Suara.com - Rencana Menteri Energi dan Sumber Daya Mineral (ESDM) Bahlil Lahadalia yang akan beralih impor bahan bakar minyak (BBM) dari Singapura ke Amerika Serikat (AS) dinilai keliru.
Dosen Ekonomi Energi Universitas Gadjah Mada (UGM) Fahmy Radhi menyampaikan, pengalihan impor minyak ke AS memang akan mengatasi masalah defisit neraca perdagangan AS, namun berpotensi menimbulkan masalah baru bagi Indonesia.
Dia menjelaskan, kalau impor minyak mentah dari AS belum tentu sesuai dengan kilang minyak Pertamina untuk menghasilkan BBM. Selain itu, AS juga belum tentu mampu menyediakan impor pertalite yang harus blending, karena tidak dijual di negara tersebut.
"Harga impor minyak mentah mestinya lebih mahal ketimbang harga minyak di Singapura karena biaya logistik lebih mahal," kata Fahmy dalam keterangannya, Rabu (14/5/2025).
Fahmy menekankan, apabila Bahlil memaksakan untuk tetap mengalihkan impor minyak dari Singapura ke AS, pemerintah harus memastikan bahwa spesifikasi minyak mentah sesuai dengan kilang Pertamina dan AS bisa melakukan blending untuk menghasilkan pertalite.
Harga impor dari AS juga minimal harus sama dengan harga impor dari Singapura.
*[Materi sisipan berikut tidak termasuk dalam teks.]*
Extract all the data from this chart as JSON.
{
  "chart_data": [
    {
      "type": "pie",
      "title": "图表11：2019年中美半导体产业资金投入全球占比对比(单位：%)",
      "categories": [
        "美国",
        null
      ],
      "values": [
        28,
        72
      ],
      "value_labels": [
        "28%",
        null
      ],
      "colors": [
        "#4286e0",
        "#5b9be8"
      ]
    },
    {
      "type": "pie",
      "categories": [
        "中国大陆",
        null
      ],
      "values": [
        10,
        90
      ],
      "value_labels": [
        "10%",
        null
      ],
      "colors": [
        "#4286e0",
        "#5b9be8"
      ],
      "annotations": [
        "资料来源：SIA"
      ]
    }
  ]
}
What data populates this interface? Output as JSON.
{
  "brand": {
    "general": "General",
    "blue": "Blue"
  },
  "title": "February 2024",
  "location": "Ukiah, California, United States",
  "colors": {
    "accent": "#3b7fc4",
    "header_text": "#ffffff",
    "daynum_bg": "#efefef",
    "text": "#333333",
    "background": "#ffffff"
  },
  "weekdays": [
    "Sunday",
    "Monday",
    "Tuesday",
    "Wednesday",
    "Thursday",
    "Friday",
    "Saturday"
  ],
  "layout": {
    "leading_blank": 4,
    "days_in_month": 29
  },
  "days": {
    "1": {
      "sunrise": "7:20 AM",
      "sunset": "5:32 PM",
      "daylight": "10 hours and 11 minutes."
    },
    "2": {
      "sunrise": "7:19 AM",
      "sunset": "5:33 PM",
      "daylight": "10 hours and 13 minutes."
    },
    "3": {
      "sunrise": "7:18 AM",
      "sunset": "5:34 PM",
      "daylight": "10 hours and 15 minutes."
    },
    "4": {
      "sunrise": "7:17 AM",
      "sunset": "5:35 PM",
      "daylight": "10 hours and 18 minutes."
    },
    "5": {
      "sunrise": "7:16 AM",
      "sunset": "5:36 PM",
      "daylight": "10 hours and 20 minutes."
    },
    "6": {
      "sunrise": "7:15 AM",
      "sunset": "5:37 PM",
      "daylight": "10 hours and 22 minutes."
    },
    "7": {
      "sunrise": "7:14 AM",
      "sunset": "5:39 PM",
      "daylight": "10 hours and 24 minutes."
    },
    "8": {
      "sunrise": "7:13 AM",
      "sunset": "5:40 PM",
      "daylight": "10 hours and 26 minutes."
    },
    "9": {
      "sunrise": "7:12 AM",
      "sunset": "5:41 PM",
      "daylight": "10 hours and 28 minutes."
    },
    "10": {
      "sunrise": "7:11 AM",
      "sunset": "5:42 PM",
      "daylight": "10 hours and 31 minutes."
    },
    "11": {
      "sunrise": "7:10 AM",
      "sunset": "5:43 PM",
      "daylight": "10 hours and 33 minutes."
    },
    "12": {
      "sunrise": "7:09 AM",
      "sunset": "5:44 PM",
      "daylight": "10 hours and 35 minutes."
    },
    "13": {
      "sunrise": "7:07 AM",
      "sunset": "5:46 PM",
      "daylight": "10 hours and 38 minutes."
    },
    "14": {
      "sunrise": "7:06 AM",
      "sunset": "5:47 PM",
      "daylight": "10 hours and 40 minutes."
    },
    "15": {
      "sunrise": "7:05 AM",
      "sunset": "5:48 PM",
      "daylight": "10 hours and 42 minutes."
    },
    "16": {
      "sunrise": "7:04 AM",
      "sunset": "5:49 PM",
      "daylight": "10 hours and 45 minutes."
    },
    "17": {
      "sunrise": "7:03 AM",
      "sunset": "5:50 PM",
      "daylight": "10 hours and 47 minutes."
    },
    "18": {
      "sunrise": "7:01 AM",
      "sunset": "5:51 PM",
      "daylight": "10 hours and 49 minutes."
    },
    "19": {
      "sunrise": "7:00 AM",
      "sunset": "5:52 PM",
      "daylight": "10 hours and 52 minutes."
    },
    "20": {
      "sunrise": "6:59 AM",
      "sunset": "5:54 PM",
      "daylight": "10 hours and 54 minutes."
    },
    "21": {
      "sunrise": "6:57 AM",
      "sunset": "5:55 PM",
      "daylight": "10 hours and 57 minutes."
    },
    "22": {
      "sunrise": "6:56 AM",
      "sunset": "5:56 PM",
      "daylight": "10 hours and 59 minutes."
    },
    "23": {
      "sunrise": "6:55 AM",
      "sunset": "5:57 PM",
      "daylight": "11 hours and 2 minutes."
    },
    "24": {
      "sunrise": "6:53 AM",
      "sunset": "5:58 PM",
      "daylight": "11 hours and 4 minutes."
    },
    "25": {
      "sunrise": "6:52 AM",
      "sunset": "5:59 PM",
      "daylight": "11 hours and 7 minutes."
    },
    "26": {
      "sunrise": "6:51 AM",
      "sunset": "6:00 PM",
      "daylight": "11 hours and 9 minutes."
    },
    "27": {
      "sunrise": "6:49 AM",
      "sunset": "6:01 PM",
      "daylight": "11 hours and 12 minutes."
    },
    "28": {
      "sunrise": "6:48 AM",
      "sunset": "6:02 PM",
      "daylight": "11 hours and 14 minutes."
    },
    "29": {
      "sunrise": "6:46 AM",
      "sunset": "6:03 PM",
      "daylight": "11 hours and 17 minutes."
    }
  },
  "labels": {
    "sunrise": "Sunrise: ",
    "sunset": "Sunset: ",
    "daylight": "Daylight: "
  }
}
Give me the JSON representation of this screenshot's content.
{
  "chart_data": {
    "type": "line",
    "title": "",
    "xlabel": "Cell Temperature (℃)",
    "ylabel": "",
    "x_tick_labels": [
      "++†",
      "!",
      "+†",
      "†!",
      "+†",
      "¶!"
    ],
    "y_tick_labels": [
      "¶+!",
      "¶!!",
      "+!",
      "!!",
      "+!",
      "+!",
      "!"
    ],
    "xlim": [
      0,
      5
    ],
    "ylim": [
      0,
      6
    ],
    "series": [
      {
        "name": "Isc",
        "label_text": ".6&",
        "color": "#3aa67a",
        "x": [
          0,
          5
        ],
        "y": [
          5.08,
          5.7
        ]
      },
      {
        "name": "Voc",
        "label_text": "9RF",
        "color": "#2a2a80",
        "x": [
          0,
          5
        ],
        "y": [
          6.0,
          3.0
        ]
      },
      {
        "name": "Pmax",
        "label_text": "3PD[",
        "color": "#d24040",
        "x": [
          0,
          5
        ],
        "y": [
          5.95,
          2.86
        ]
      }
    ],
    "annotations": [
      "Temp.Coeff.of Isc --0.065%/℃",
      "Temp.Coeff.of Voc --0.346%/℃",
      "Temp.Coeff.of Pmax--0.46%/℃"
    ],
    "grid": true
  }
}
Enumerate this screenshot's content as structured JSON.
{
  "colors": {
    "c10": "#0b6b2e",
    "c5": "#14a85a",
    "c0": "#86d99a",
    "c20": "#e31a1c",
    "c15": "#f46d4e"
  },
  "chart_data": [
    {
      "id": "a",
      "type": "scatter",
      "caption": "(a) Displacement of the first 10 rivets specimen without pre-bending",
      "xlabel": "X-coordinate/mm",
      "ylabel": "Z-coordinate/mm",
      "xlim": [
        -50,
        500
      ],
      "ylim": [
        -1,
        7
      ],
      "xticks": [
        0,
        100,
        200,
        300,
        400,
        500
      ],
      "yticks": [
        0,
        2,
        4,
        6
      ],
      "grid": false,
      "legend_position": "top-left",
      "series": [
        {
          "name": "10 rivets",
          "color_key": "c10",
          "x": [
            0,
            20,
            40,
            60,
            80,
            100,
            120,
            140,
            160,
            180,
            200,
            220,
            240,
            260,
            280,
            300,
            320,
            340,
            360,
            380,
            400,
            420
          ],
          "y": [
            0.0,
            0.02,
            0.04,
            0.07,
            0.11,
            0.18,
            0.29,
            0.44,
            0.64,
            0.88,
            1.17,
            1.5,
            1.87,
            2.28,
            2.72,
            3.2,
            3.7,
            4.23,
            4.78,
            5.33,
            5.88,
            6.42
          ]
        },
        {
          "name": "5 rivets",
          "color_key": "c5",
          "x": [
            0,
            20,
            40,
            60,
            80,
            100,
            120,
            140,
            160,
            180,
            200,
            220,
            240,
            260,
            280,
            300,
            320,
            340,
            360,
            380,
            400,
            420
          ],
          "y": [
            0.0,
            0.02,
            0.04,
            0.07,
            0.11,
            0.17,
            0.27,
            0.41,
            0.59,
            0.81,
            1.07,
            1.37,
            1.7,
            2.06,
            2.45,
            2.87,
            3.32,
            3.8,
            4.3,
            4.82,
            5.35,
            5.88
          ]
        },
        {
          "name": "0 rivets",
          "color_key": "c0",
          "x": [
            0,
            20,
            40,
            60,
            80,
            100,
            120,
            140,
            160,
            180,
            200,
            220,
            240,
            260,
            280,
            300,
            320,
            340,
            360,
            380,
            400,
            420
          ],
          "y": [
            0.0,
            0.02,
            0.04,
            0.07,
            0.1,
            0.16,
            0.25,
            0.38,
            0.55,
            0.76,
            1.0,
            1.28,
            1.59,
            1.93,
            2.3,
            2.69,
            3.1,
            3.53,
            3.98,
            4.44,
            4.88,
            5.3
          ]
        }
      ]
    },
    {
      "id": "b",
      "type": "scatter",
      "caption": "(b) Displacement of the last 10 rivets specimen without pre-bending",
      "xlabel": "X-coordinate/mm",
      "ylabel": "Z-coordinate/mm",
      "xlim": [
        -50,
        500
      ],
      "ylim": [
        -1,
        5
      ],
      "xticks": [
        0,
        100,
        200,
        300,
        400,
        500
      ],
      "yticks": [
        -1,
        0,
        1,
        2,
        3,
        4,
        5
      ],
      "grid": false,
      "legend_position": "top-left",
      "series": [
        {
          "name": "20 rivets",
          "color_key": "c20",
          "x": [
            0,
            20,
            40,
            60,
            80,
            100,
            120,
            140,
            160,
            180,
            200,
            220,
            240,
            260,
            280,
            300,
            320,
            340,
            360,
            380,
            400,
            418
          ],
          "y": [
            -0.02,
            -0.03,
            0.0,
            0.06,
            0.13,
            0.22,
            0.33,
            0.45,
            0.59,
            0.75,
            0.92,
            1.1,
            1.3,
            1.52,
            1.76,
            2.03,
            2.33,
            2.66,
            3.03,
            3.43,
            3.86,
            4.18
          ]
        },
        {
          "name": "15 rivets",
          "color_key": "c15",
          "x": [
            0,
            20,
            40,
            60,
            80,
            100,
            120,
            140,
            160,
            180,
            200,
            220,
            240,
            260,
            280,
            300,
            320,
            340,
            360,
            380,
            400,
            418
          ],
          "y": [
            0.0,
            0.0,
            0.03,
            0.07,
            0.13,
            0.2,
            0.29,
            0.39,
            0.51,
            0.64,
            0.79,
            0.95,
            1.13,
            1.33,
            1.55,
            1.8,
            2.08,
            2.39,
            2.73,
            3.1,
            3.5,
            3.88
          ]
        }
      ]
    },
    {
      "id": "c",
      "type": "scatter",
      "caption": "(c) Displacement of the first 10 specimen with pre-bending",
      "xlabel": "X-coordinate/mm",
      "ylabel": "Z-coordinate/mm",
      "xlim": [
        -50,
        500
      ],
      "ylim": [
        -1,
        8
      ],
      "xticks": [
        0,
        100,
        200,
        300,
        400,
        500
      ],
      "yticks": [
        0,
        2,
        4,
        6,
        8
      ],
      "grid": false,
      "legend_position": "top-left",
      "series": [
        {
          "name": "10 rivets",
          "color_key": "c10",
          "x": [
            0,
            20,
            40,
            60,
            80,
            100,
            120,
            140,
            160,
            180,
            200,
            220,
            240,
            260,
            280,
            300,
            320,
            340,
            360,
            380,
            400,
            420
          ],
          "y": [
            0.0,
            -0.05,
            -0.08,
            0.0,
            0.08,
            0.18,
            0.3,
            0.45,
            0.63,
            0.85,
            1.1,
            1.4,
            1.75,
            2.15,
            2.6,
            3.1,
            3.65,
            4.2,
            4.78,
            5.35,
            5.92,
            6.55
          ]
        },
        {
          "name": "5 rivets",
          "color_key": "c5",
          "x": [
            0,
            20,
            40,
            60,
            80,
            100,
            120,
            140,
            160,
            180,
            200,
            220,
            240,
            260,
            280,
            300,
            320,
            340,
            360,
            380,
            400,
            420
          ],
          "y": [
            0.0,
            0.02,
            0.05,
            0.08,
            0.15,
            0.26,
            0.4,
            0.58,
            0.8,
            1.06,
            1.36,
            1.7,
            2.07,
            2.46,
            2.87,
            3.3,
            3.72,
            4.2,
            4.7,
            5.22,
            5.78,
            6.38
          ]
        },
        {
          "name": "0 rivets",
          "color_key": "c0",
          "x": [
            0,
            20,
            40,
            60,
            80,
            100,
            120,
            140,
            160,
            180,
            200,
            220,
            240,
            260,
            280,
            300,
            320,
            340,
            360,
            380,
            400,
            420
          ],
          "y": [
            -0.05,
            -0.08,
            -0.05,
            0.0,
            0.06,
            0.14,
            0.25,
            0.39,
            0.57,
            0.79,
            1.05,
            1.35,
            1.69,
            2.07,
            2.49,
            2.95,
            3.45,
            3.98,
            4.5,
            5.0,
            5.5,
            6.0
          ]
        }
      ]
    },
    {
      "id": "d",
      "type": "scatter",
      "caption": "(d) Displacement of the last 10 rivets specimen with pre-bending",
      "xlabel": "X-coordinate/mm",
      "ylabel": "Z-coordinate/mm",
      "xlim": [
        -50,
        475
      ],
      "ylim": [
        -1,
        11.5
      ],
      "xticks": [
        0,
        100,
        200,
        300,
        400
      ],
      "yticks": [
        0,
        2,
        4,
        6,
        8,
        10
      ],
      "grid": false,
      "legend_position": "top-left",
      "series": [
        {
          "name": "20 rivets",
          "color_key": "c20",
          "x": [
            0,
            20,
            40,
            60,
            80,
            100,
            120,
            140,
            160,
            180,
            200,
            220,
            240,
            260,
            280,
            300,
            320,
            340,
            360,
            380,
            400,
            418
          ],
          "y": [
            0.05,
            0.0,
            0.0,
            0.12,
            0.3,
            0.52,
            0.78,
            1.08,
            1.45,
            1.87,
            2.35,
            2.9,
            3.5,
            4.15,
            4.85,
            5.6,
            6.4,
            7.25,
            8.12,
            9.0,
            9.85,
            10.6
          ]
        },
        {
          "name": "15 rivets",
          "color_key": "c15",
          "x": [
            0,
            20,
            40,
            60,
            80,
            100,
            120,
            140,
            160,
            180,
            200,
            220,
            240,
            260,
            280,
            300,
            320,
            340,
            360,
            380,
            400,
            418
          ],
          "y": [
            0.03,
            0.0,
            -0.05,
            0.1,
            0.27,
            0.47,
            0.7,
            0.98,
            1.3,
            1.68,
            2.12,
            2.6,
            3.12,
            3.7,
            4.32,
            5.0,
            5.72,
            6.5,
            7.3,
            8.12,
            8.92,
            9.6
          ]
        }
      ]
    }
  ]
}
Tak hanya itu, tantangan mafia minyak juga bisa jadi makin berat dihadapi pemerintah.
"Pemerintah harus bertekad untuk memberantas mafia migas yang akan menghalangi pengalihan impor dari Singapura ke USA. Tanpa berbagai upaya tersebut, kebijakan alihkan impor minyak akan mengatasi defisit neraca perdagangan AS, tetapi juga akan menimbulkan masalah baru," katanya.
Rencana beralihnya impor BBM dari Singapura ke AS itu disampaikan langsung oleh Bahlil. Alasannya, sebagai bagian dari negosiasi Indonesia dengan AS untuk menekan defisit neraca perdagangan AS, sehingga tarif ekspor Indonesia yang ditetapkan 32 persen dapat diturunkan.
Indonesia mengusulkan peningkatan impor energi dari AS hingga senilai USD10 miliar, termasuk pembelian minyak mentah, BBM, dan gas petroleum cair (LPG).
Baca Juga: Demi Trump, Indonesia Rela Stop Impor BBM dari Singapura
Sebelumnya, Menteri Energi dan Sumber Daya Mineral (ESDM) Bahlil Lahadalia mengungkapkan rencana untuk mengurangi impor bahan bakar minyak (BBM) dari Singapura, sebab harga yang kurang kompetitif apabila dibandingkan dengan BBM dari Timur Tengah.
“Kami mulai berpikir bahwa kami akan mengimpor minyak dari negara lain, bukan dari negara itu (Singapura),” ucap Bahlil di Jakarta, Jumat (9/5/2025).
Menteri ESDM menyampaikan bahwa sekitar 54–59 persen dari BBM yang diimpor oleh Indonesia berasal dari Singapura.
Ketika ia membandingkan harga BBM yang diimpor dari Singapura dengan yang diimpor dari Timur Tengah, Bahlil menemukan bahwa harga bahan bakarnya sama. Padahal, secara geografis, letak Singapura jauh lebih dekat ketimbang Timur Tengah terhadap Indonesia.
Dalam rangka mengalihkan impor BBM dari Singapura ke negara lain, pemerintah mulai membangun dermaga-dermaga yang mampu menampung kapal impor yang lebih besar. Selama ini, impor BBM dari Singapura menggunakan kapal yang berukuran lebih kecil.
“Itu salah satu alasan kami membangun yang lebih besar, supaya satu kali angkut (BBM). Maka pelabuhannya yang diperbesar, kedalamannya juga harus dijaga,” kata Bahlil.